Thanks in advance and forgive me for the long post: I tried to make it clear that PHP sessions do work perfectly in every other situation I know of.

Answer 1

I don't think this will work because the SSI will execute the PHP script, and then send out its output to the web server. You would need some way of rewriting URLs so that they do not rely on cookies, since cookies get "eaten" before the server gets to send them to the browser.

Try using

ini_set("session.use_cookies",0);
ini_set("session.use_trans_sid",1);

and then you'll need to send the SID in the outgoing URLs (and on POST pages, too). See this answer for example.

Specifically, you need to redirect the user not to sign.shtml but to something like

$sidkey = session_name();
$sidval = session_id();
print "sign up: <a href=\"sign.shtml?{$sidkey}={$sidval}\">here</a>";

and include this in the SSI output.

UPDATE: the root of the problem is that the SSI cannot create a session (cannot send anything but plain HTML. Sessions that use cookies rely on headers, not HTML only).

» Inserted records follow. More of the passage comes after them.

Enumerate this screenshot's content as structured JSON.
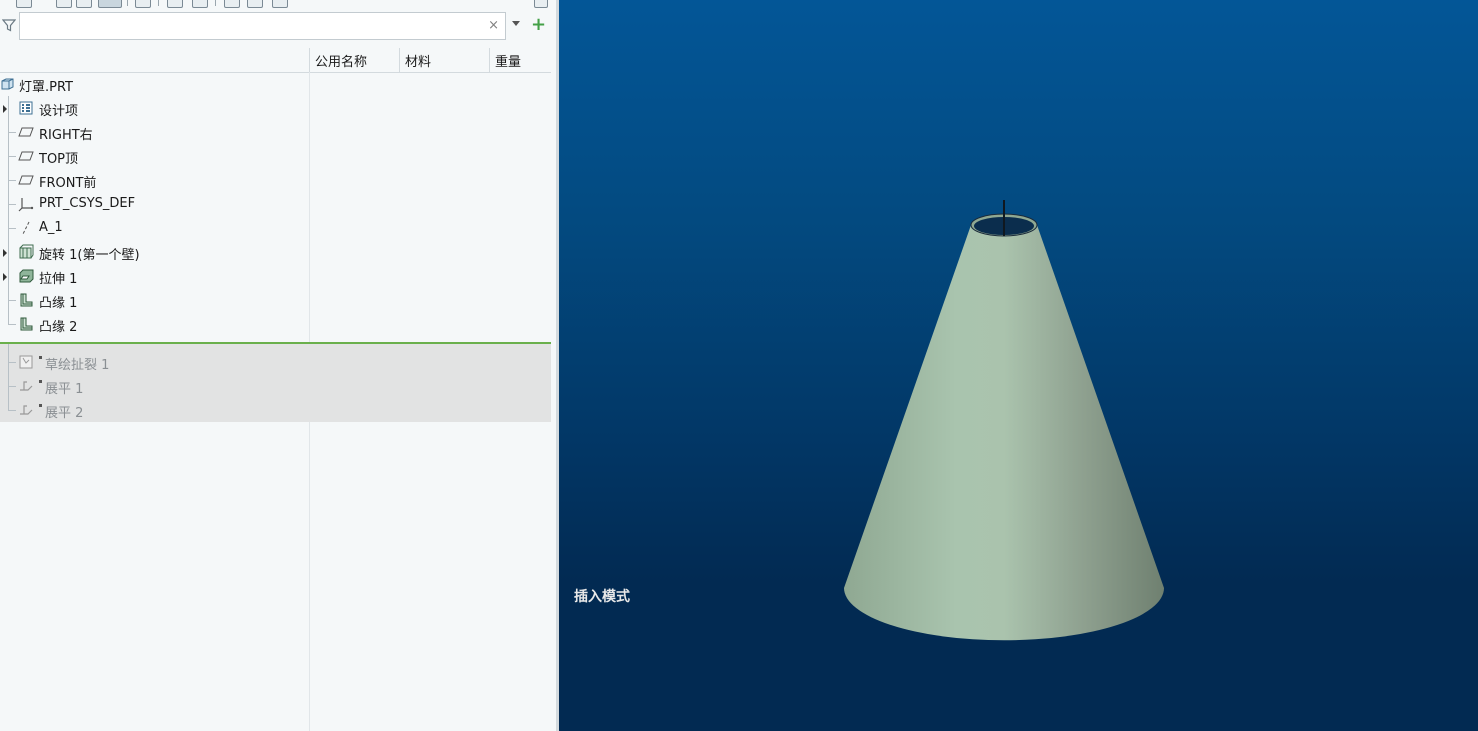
{
  "search": {
    "value": "",
    "placeholder": "",
    "clear_glyph": "×"
  },
  "columns": {
    "name": "公用名称",
    "material": "材料",
    "weight": "重量"
  },
  "tree": {
    "root": {
      "label": "灯罩.PRT",
      "icon": "part-icon"
    },
    "items": [
      {
        "label": "设计项",
        "icon": "design-items-icon",
        "expandable": true
      },
      {
        "label": "RIGHT右",
        "icon": "datum-plane-icon",
        "expandable": false
      },
      {
        "label": "TOP顶",
        "icon": "datum-plane-icon",
        "expandable": false
      },
      {
        "label": "FRONT前",
        "icon": "datum-plane-icon",
        "expandable": false
      },
      {
        "label": "PRT_CSYS_DEF",
        "icon": "coordinate-system-icon",
        "expandable": false
      },
      {
        "label": "A_1",
        "icon": "datum-axis-icon",
        "expandable": false
      },
      {
        "label": "旋转 1(第一个壁)",
        "icon": "revolve-icon",
        "expandable": true
      },
      {
        "label": "拉伸 1",
        "icon": "extrude-icon",
        "expandable": true
      },
      {
        "label": "凸缘 1",
        "icon": "flange-icon",
        "expandable": false
      },
      {
        "label": "凸缘 2",
        "icon": "flange-icon",
        "expandable": false
      }
    ],
    "suppressed_items": [
      {
        "label": "草绘扯裂 1",
        "icon": "sketched-rip-icon"
      },
      {
        "label": "展平 1",
        "icon": "unbend-icon"
      },
      {
        "label": "展平 2",
        "icon": "unbend-icon"
      }
    ]
  },
  "viewport": {
    "mode_label": "插入模式",
    "colors": {
      "bg_top": "#035697",
      "bg_bottom": "#022a52",
      "model": "#9fb8a4",
      "insert_line": "#6ab04c"
    }
  }
}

But if you create the session with a PHP script launched outside SSI, that is able to set a cookie, from that point onwards all PHP scripts (whether SSI or not) are able to read the cookie and therefore will be able to access and modify the session (which is a file/memory/Redis/other on the server identified by the session cookie's value).

You can check whether a cookie is set in SSI, and if it not, you can redirect to a pure PHP page that sets the session cookie and sends back to the original shtml using a HTTP Redirect.